JBとの経験は、その後あなたがジャズのレコーディングをする際に、ファンクな要素をもたらしましたか? 

そうだね。僕はJBの音楽にジャズをもたらした。そしてJBのおかげで、僕はジャズにファンクを取り戻せた。それは何ていうかまあ、素敵な結婚ってところかな。 

JBのサウンドが、ヒップホップ音楽のサンプリングネタとして使われているのを初めて耳にした時、あなたはどう感じましたか? 

「奴らは一体、何てことをしてるんだ!?」って感じだったね。というのも、世の中の音楽にまつわる法律なんてものは、存在しなかったからさ。まあ、実際にはあったわけだけど。でも、サンプリングのために誰かに金を払うなんて、誰もしていなかったしね。でもそれ以降は、話がまとまって、僕らもある程度は管理できるようになったんだ。今は満足してるよ。まあ、僕個人の作品の方が(ジェームス・ブラウンのものよりも)僕にとっては有益なわけだけど。僕の音楽をサンプリングしているラップグループはこれまでに少なくとも4組はいるね。なかなかいい感じだよ。すごくいいと思う。創作品としても素晴らしいし、人々がまた違った視点でクリエイティブになれるだろ。これって悪くないよね。彼らにとっても、その方がより簡単だしね。大変な作業はすでに済んでるわけだからさ。といっても、彼らのやってることもハードな作業だよね。僕にとってもさ。やってみれば、その大変さに気付くだろうよ。

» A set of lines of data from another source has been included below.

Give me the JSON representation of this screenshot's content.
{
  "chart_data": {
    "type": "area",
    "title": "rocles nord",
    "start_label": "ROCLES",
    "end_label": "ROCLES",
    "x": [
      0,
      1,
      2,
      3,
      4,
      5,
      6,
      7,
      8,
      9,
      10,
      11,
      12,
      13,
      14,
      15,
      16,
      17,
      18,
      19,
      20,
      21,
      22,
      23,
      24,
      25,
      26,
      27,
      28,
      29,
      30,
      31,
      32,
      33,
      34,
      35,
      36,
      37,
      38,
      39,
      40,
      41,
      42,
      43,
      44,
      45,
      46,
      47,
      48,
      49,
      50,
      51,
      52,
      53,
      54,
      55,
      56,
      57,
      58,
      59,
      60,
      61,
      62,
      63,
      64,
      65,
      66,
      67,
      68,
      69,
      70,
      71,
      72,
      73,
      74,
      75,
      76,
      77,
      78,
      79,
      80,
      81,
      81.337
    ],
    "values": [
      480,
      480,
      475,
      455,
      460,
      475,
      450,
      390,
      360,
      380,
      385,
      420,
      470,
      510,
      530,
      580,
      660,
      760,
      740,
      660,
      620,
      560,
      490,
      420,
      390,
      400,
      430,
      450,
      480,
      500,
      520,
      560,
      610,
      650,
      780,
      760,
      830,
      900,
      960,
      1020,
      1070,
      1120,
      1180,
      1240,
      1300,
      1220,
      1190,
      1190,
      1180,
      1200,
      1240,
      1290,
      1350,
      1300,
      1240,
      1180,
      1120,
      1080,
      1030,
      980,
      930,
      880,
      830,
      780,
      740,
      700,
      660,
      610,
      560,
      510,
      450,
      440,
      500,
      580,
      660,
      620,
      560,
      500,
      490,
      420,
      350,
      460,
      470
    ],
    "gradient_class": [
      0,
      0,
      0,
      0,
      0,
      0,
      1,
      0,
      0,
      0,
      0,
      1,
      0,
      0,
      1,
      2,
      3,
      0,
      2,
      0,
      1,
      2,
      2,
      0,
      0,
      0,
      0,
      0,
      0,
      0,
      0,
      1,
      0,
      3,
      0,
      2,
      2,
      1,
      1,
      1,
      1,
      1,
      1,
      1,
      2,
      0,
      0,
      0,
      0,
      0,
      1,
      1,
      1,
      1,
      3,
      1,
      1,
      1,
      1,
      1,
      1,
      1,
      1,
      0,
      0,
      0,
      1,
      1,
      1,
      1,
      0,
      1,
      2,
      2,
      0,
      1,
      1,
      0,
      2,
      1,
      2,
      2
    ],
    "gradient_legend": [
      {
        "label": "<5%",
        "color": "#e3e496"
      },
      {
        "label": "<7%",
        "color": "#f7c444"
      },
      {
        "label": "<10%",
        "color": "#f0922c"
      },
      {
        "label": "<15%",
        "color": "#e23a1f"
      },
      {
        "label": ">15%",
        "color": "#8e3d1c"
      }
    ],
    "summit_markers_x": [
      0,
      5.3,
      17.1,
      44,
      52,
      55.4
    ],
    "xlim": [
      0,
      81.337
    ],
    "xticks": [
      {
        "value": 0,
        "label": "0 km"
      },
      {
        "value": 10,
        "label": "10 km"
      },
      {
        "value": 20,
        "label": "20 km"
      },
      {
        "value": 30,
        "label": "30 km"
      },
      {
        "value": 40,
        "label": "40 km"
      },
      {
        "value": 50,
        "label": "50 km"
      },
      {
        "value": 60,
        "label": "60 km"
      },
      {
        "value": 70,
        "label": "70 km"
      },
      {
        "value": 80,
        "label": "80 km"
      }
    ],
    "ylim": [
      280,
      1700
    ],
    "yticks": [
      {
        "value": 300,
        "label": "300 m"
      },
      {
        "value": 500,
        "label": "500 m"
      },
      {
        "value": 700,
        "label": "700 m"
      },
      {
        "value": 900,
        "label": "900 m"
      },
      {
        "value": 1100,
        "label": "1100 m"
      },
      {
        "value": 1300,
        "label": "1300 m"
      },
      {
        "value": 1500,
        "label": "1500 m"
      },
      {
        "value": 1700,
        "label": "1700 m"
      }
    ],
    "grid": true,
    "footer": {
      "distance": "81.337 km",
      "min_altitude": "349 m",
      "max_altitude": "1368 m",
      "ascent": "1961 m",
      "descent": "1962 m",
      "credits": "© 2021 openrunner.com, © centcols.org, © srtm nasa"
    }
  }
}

あなたは現在、バードランド(注4)で演奏するために、(オーストリアの)ウィーンに滞在していますね。音楽はよりファンキーに、またはよりジャズっぽくなるのでしょうか?

オオー(笑)! ジャズとファンク。ファンクとジャズ。ファンキーなジャズと、ジャジーなファンク。でも僕は今、“スムース・ファンク(smooth funk)”っていう、新たな方向へと向かっているんだ。僕はそれを“スマンク(smunk)”って呼んでる。2005年のうちに、君たちもこの言葉をきっと耳にするだろうね。(ドイツの)ブレーメンで作ったばかりのこのアルバムで、僕は自分のお気に入りの曲のカバーを何曲かやっているんだ。例えばスティーヴィー・ワンダーの「You Haven’t Done Nothin’」や「Boogie on Reggae Woman」、スティングの「All Four Seasons」やマーヴィン・ゲイの「Heard It Through the Grapevine」。オリジナルの曲も2、3曲あるよ。これらの曲では、これまでとはちょっと違った感じを取り入れているんだ。より軽やかな感触とでもいうのかな。それこそが“スマンク”のサウンド、つまりスムース・ファンクなんだよ。

 

■注釈 
注1:Cold Sweat ジェームス・ブラウンの曲で、ピー・ウィーが書いた曲。 
注2:Sony Rollins ソニー・ロリンズ
アメリカのジャズ・サックス奏者。 
注3:JBの自叙伝 俺がJBだ! The Godfather of Soul
日本語訳 
注4:Birdland
オーストリア・ウィーンにあるジャズクラブ。ニューヨークにも同名の有名ジャズクラブが存在している。